The Tokyo Games are almost here. We individually revisit an amazing Olympic memory, per diem, over the 25-day leadup.
NBC will have comprehensive coverage of the Tokyo Olympics' Opening Ceremony on Friday, July 23, beginning live at 6:55 a.m. ET. The ceremony will be re-aired at 7:30 p.m. ET for U.S. viewers who tune in for primetime, then replayed again overnight.
9 | Usain Bolt, 2012 London Games
Gold - 100m
Usain Bolt completed the "double-triple" at the 2012 London Olympics, successfully defending his gold medals from the 2008 Beijing Games in the 100m, 200m and 4x100m relay. That relay gold from 2008 would later be stripped in 2017, but at the time was still valid and and thus a title defense for Jamaica.
The Jamaica sprinter had experienced quite the unique leadup to London: in 2009, at the interim Olympic cycle's first of two world championships, he won three titles and broke both his 100m and 200m world records; but at the second, in 2011, he false-started in the 100m and was disqualified.
In the 100m facing compatriots Asafa Powell, former world record-holder, and Yohan Blake, winner of that 100m at 2011 worlds; as well as Americans Tyson Gay and Justin Gatlin, respectively the 2007 world and 2004 Olympic 100m champions; Bolt took care of business, winning in an Olympic-record 9.63.
SEE MORE: Track & Field 101: Olympic history
10 | Opening Ceremony, 2016 Rio Games
Michael Phelps - Flag Bearer
View social media post: https://twitter.com/NBCOlympics/status/1415041428913377288
American swimmer Michael Phelps entered the 2016 Rio Games already the most decorated athlete in Olympic history with 22 total medals – and he'd add six more there, five of them gold, to retire with 28 total.
But before he got to work at his fifth Games, Phelps served as the United States' Opening Ceremony flag bearer, a prestigious honor bestowed upon an athlete of Team USA's aggregate choosing.
Phelps followed in the recent footsteps of fencer Mariel Zagunis at the 2012 London Games, distance runner Lopez Lomong at the 2008 Beijing Games and basketball player Dawn Staley at the 2004 Athens Games.

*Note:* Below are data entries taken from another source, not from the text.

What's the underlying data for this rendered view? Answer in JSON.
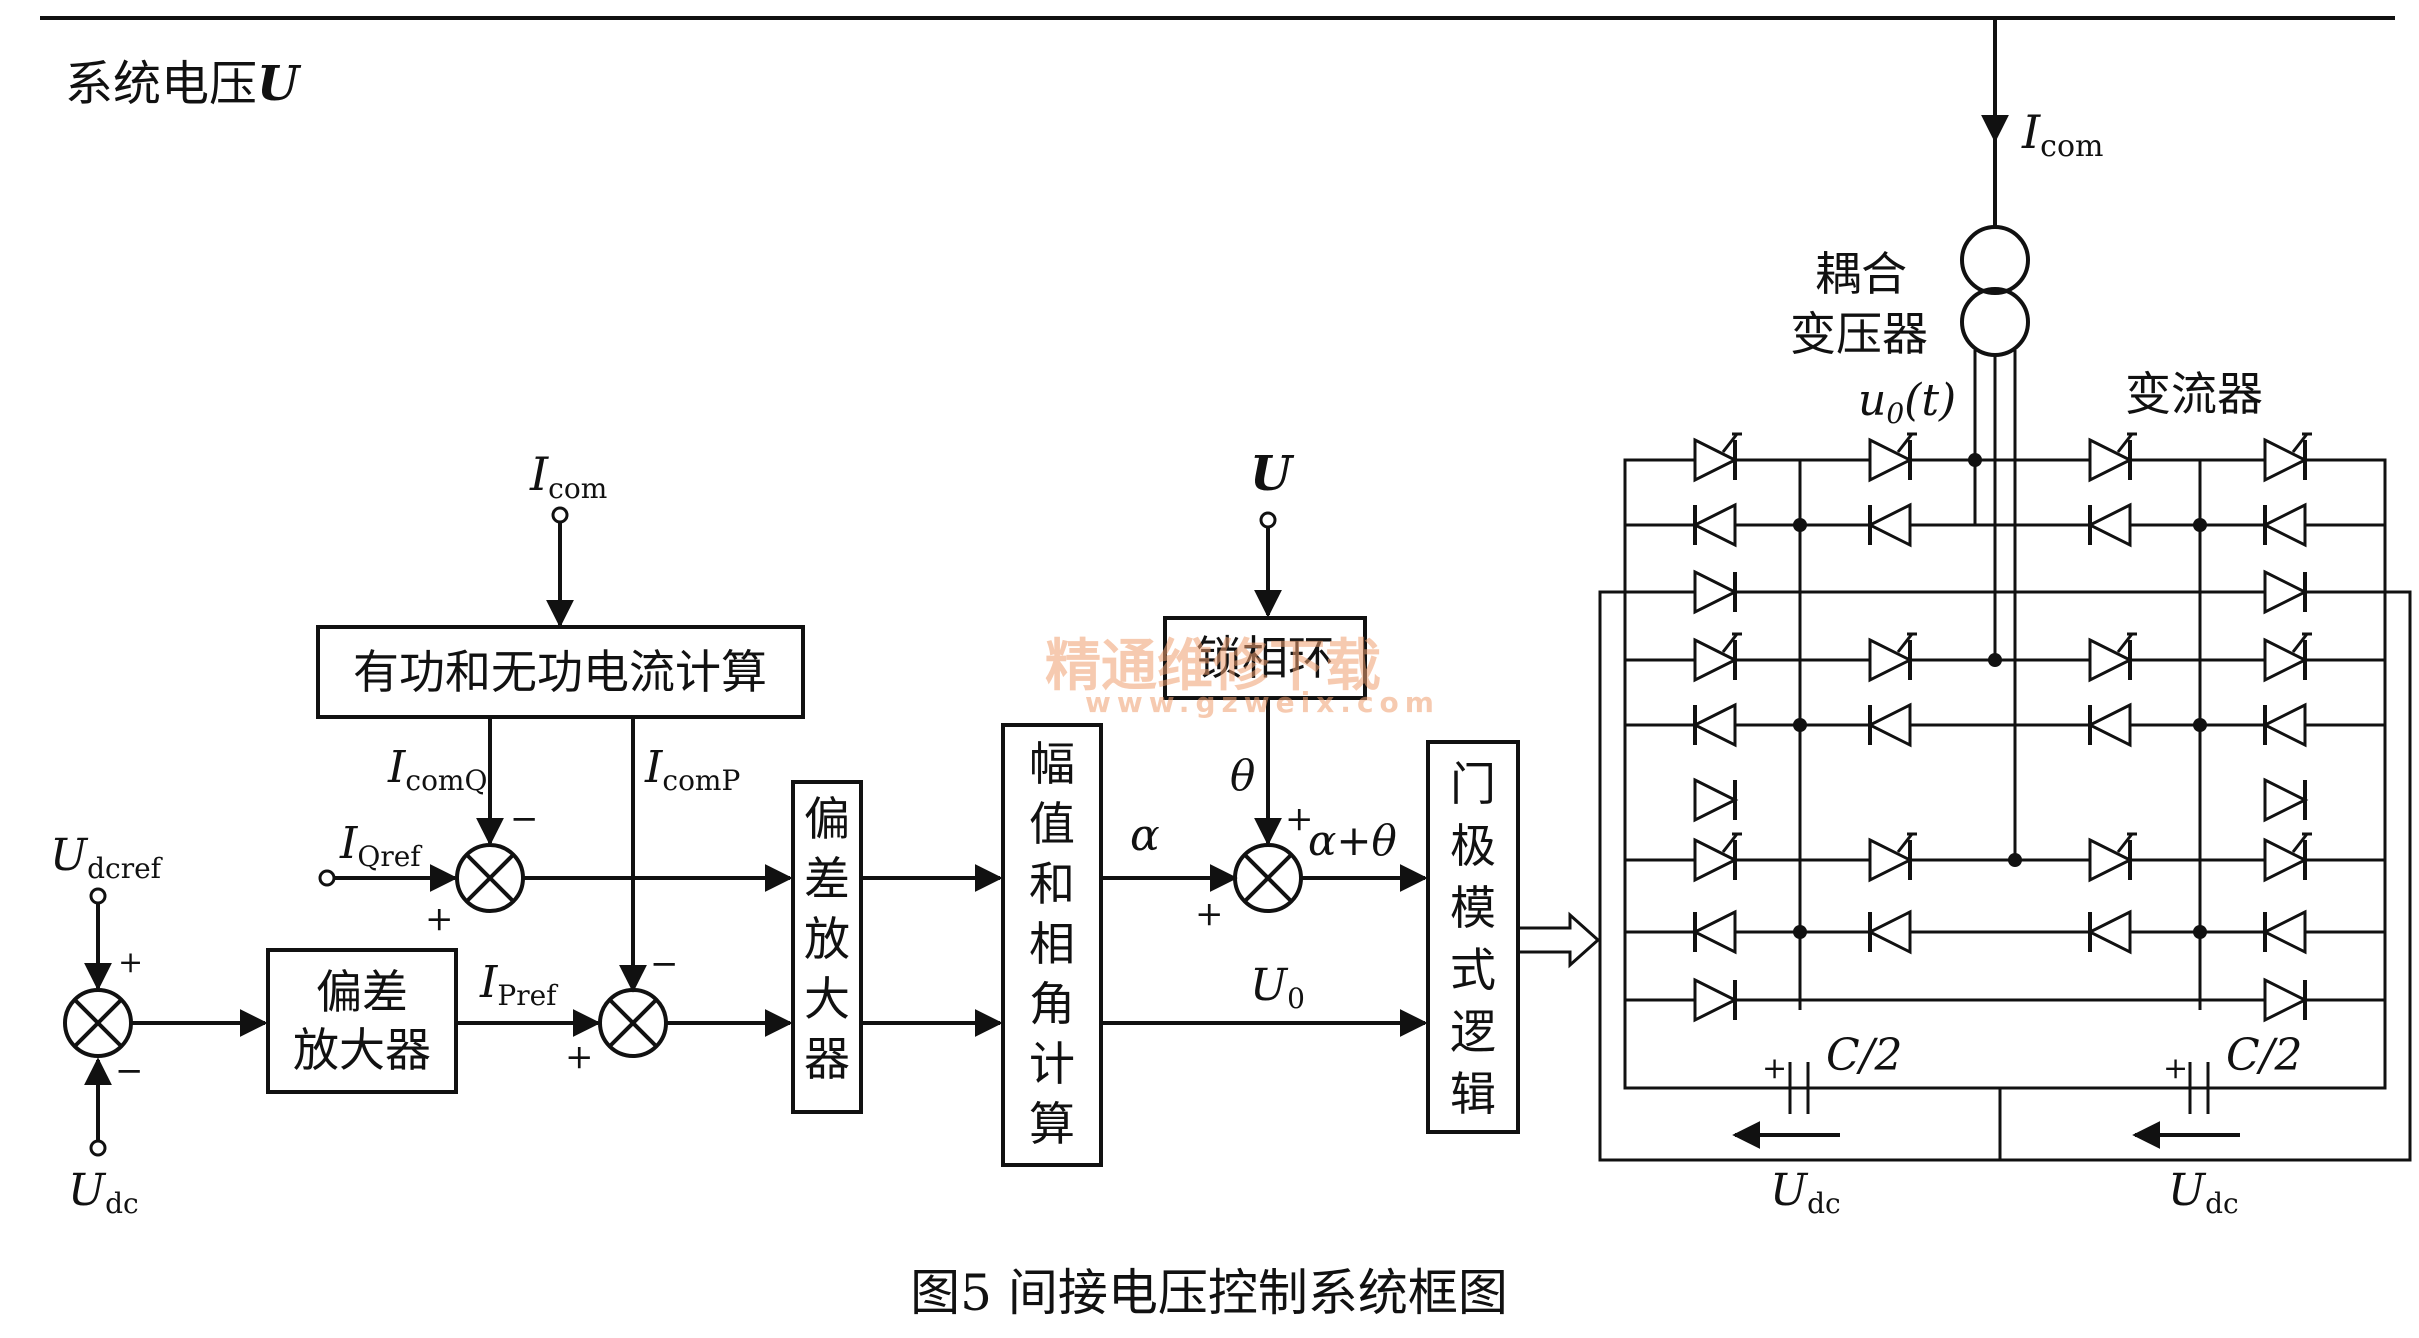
{
  "system_voltage_label": "系统电压",
  "system_voltage_symbol": "U",
  "icom_top": {
    "sym": "I",
    "sub": "com"
  },
  "transformer_label": [
    "耦合",
    "变压器"
  ],
  "converter_label": "变流器",
  "u0t_label": "u0(t)",
  "icom_in": {
    "sym": "I",
    "sub": "com"
  },
  "u_in": "U",
  "blocks": {
    "power_calc": "有功和无功电流计算",
    "pll": "锁相环",
    "dev_amp1": [
      "偏差",
      "放大器"
    ],
    "dev_amp2": [
      "偏",
      "差",
      "放",
      "大",
      "器"
    ],
    "mag_phase": [
      "幅",
      "值",
      "和",
      "相",
      "角",
      "计",
      "算"
    ],
    "gate_logic": [
      "门",
      "极",
      "模",
      "式",
      "逻",
      "辑"
    ]
  },
  "signals": {
    "icomq": {
      "sym": "I",
      "sub": "comQ"
    },
    "icomp": {
      "sym": "I",
      "sub": "comP"
    },
    "iqref": {
      "sym": "I",
      "sub": "Qref"
    },
    "ipref": {
      "sym": "I",
      "sub": "Pref"
    },
    "udcref": {
      "sym": "U",
      "sub": "dcref"
    },
    "udc": {
      "sym": "U",
      "sub": "dc"
    },
    "alpha": "α",
    "theta": "θ",
    "alpha_theta": "α+θ",
    "u0": {
      "sym": "U",
      "sub": "0"
    },
    "cap1": "C/2",
    "cap2": "C/2",
    "udc_left": {
      "sym": "U",
      "sub": "dc"
    },
    "udc_right": {
      "sym": "U",
      "sub": "dc"
    }
  },
  "signs": {
    "plus": "+",
    "minus": "−"
  },
  "watermark": {
    "cn": "精通维修下载",
    "en": "www.gzweix.com"
  },
  "caption": "图5  间接电压控制系统框图"
}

11 | Helen Maroulis, 2016 Rio Games
Gold - Freestyle 53 kg/116 lbs.
At the 2016 Rio Games, Helen Maroulis became the first U.S. woman to win an Olympic gold medal in wrestling. And she did it by defeating three-time Olympic gold medalist and 13-time world champion Yoshida Saori at 53 kg.
Maroulis won the 2015 world 55 kg title before Rio and the 2017 world 58 kg title after her gold, going 78-1 overall among three different weight classes over the period. She's faced injuries since, and because of some even briefly retired.
Women's freestyle wrestling made its Olympic debut at the 2004 Athens Games. In addition to Maroulis' gold the U.S. has won four others – one sliver and three bronze. If Maroulis can make the podium in Tokyo she'll become the first woman to win multiple.
SEE MORE: Wrestling 101: Olympic history
12 | Katie Ledecky, U.S. Swim Trials in 2021
1st - 1500m Freestyle Final
Less than an hour and a half after winning the 200m final at U.S. trials, Katie Ledecky returned to the pool and smashed the competition in the 1500m freestyle, lowering a meet record she'd set during the prelims down from 15:43.10 to 15:40.50.
Her 1500m win qualified her for a third individual event in Tokyo — earlier she secured berths in the 400m and 200m freestyles, two events in which she won gold at the 2016 Rio Games. Later, she won the 800m freestyle, making it four individual events.
The victory was also a first for the U.S. trials, as the women's 1500m free makes its Olympic debut in Tokyo. But it surely isn't new for Ledecky, who's a three-time world champion in the event, having won the title in 2017, 2015 and 2013.
SEE MORE: Swimming 101: Olympic History
13 | Sydney McLaughlin, U.S. Track & Field Trials in 2021
1st - 400m Hurdles Final
Sydney McLaughlin was twice runner-up to separate world record-breaking performances in 2019 – U.S. and world championship title wins – by reigning Olympic 400m hurdles champion Dalilah Muhammad. But the tables would turn two years later at U.S. trials.
After posting the fastest overall times in both the first (54.07) and semifinal (53.03) rounds, McLaughlin entered the final as the slight favorite despite lining up against the best to ever run the event. It was finally her time to shine, and she capitalized triumphantly.
From lane six she shadowed in stagger Muhammad – in lane seven, who had a fast start – through 80% of the race until taking off with one set of hurdles to go, finishing in 51.90 to become the first women's 400m hurdler to ever break 52 seconds.
McLaughlin's win and world record further electrifies the upcoming, to-be-determined Tokyo showdown between the two Americans in what was already expected to be an incredible matchup. The pair owns each of the top four times run in history.